Not two weeks after President Clinton's heartfelt speech here on systemic racism in America, students are asking themselves to what extent the evil exists at Columbia University.
Of the three events linked by the groups behind yesterday's protest on Low Steps--Orgo Night's Michael Jackson jokes, the conservative club's anti-affirmative action bake sale, and the publication of The Fed's "Blacky Fun Whitey" cartoon--we detest each one, and wish the groups would walk a mile in minorities' shoes to understand how insensitive any minimization of their history can be.

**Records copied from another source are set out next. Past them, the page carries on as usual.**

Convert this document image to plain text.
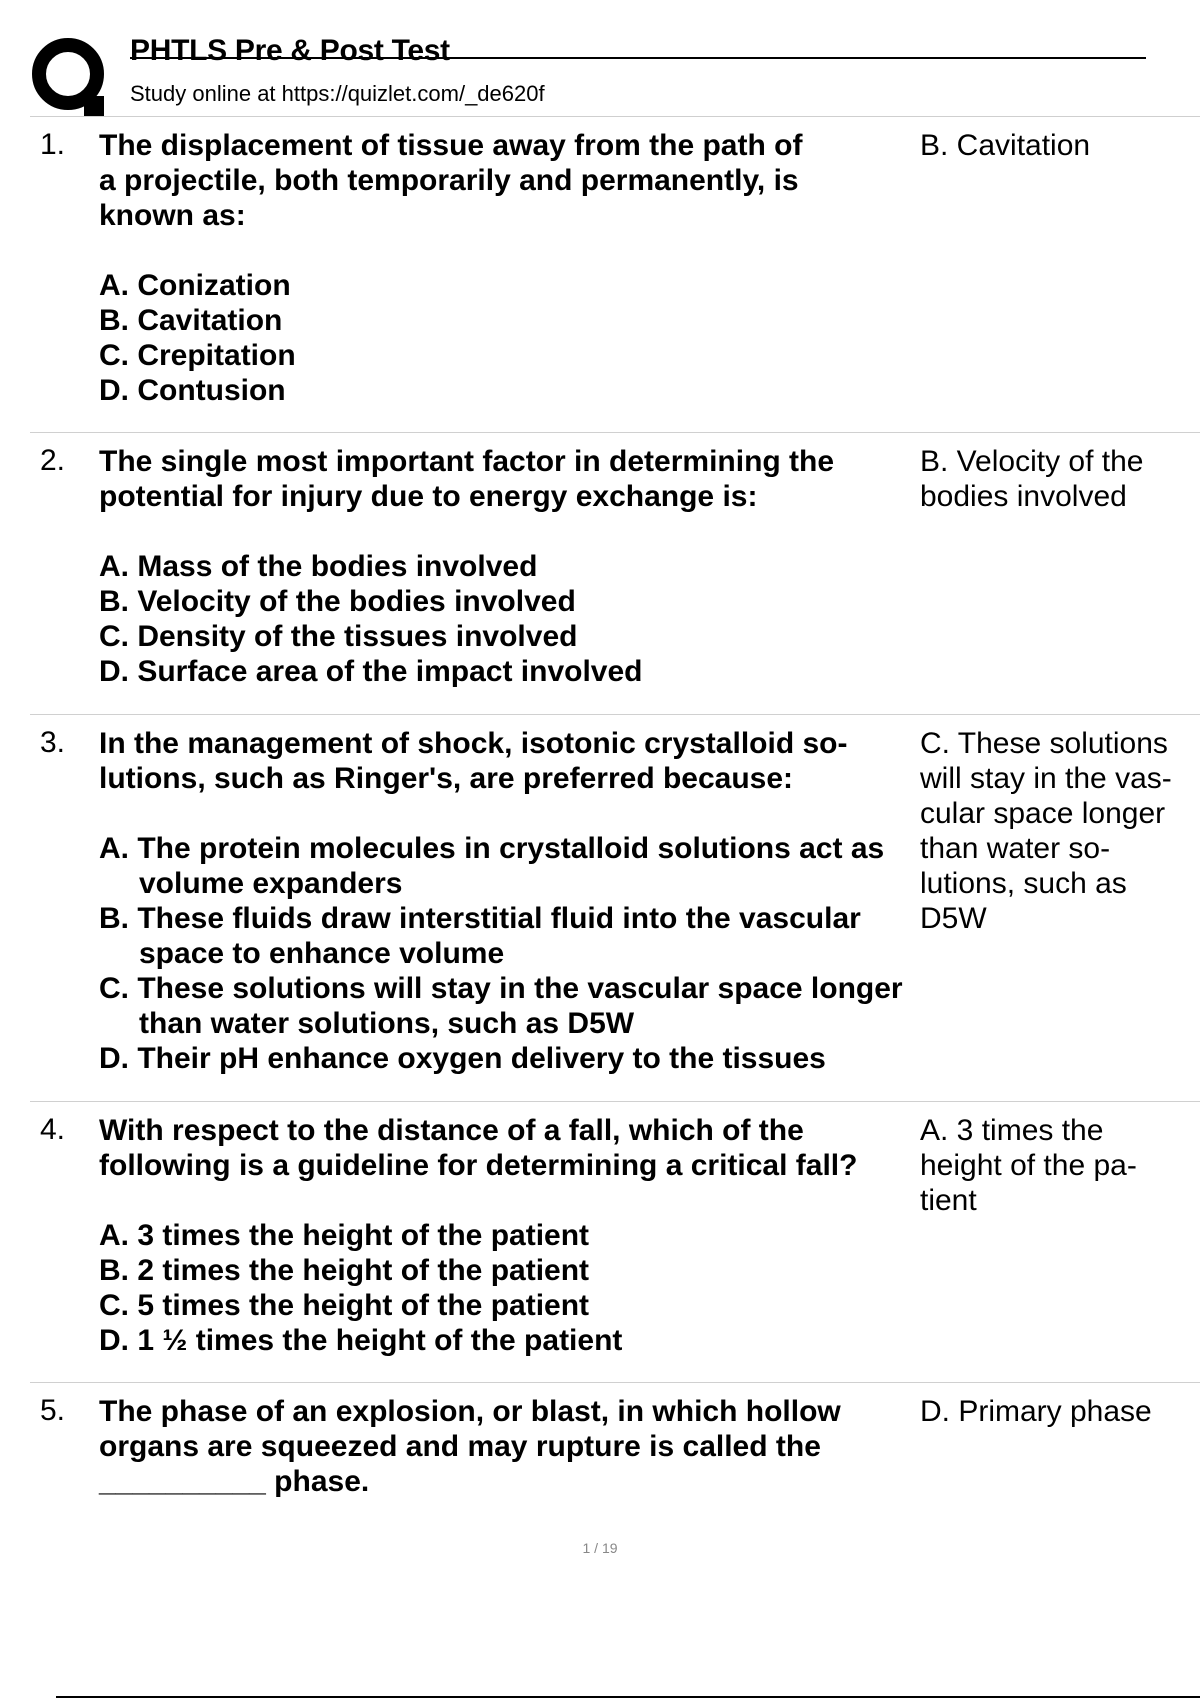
PHTLS Pre & Post Test
Study online at https://quizlet.com/_de620f
1. The displacement of tissue away from the path of
a projectile, both temporarily and permanently, is
known as:
A. Conization
B. Cavitation
C. Crepitation
D. Contusion
B. Cavitation
2. The single most important factor in determining the
potential for injury due to energy exchange is:
A. Mass of the bodies involved
B. Velocity of the bodies involved
C. Density of the tissues involved
D. Surface area of the impact involved
B. Velocity of the
bodies involved
3. In the management of shock, isotonic crystalloid so-
lutions, such as Ringer's, are preferred because:
A. The protein molecules in crystalloid solutions act as volume expanders
B. These fluids draw interstitial fluid into the vascular space to enhance volume
C. These solutions will stay in the vascular space longer than water solutions, such as D5W
D. Their pH enhance oxygen delivery to the tissues
C. These solutions
will stay in the vas-
cular space longer
than water so-
lutions, such as
D5W
4. With respect to the distance of a fall, which of the
following is a guideline for determining a critical fall?
A. 3 times the height of the patient
B. 2 times the height of the patient
C. 5 times the height of the patient
D. 1 ½ times the height of the patient
A. 3 times the
height of the pa-
tient
5. The phase of an explosion, or blast, in which hollow
organs are squeezed and may rupture is called the
__________ phase.
D. Primary phase
1 / 19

Yesterday's protest was strikingly eloquent; it was a perfect example of offended students fighting speech with more speech--in the form of a silent protest, clad all in black. It was surely what Mill had in mind when he wrote that even low-quality speech is in fact valuable because of the light thrown off by its collision with the truth. Arrogant bake sale, flippant Orgo Night, monstrously callous Fed cartoon: consider yourselves demolished by your collision with the truth of student opinion on campus.
In particular, the undergraduate student body is virtually unanimous in its revulsion toward "Blacky Fun Whitey." We have little respect for The Fed as a publication and even less for its current editors, whose hands-off, anything-goes approach is the opposite of what good editing really is. But those editors have apologized for "Blacky Fun Whitey" with what appears to be legitimate contrition; they are unlikely to publish anything similar again. In the competition of the marketplace of ideas, the protesters won and The Fed lost.
The groups behind this week's protest should consider how best to use these concrete instances of insensitivity to relieve some of the more abstract forms of racism on campus. Yes, Columbia's students of color do face racism--not overt acts, like students dressing in blackface at Halloween (University of Virginia, 2003) or mock lynchings (Auburn University, 2001), but rather a more insidious racism that is common to all America, including sophisticated metropolises like New York. Even at 116th and Broadway, some white students cross the street to avoid minorities late at night. White students should never underestimate the psychological pain that such acts can cause, nor what that pain, uncorrected, can metastasize into: lowered self-expectations or actual racial schisms in the student body.
But in their efforts to achieve a more racially whole university, this week's protesters should consider that Columbia is probably among the least racist campuses in America. Black Enterprise Magazine ranked Columbia the eighth-best university for African-American students last year. To be sure, there are those that would limit or slow the advancement of African-Americans in the world of higher education--namely, opponents of affirmative action, and we can include the organizers of the CCCC bake sale here. But we should keep in mind that Columbia's presidency is filled by the nation's No. 1 affirmative action advocate. In the last 50 years, Columbia has been known as the Ivy for minorities, especially Jews and blacks. Bollinger's presidency is the logical extension of that, and we can only expect to see accelerated advancement for minorities now that he is here.
We're glad students' racism sensors are on a hair trigger--this country's racial past is abominable, and we want to explode slavery's legacy with all speed. But in students' zeal for a more perfect university, they should remember that Columbia is more perfect than most.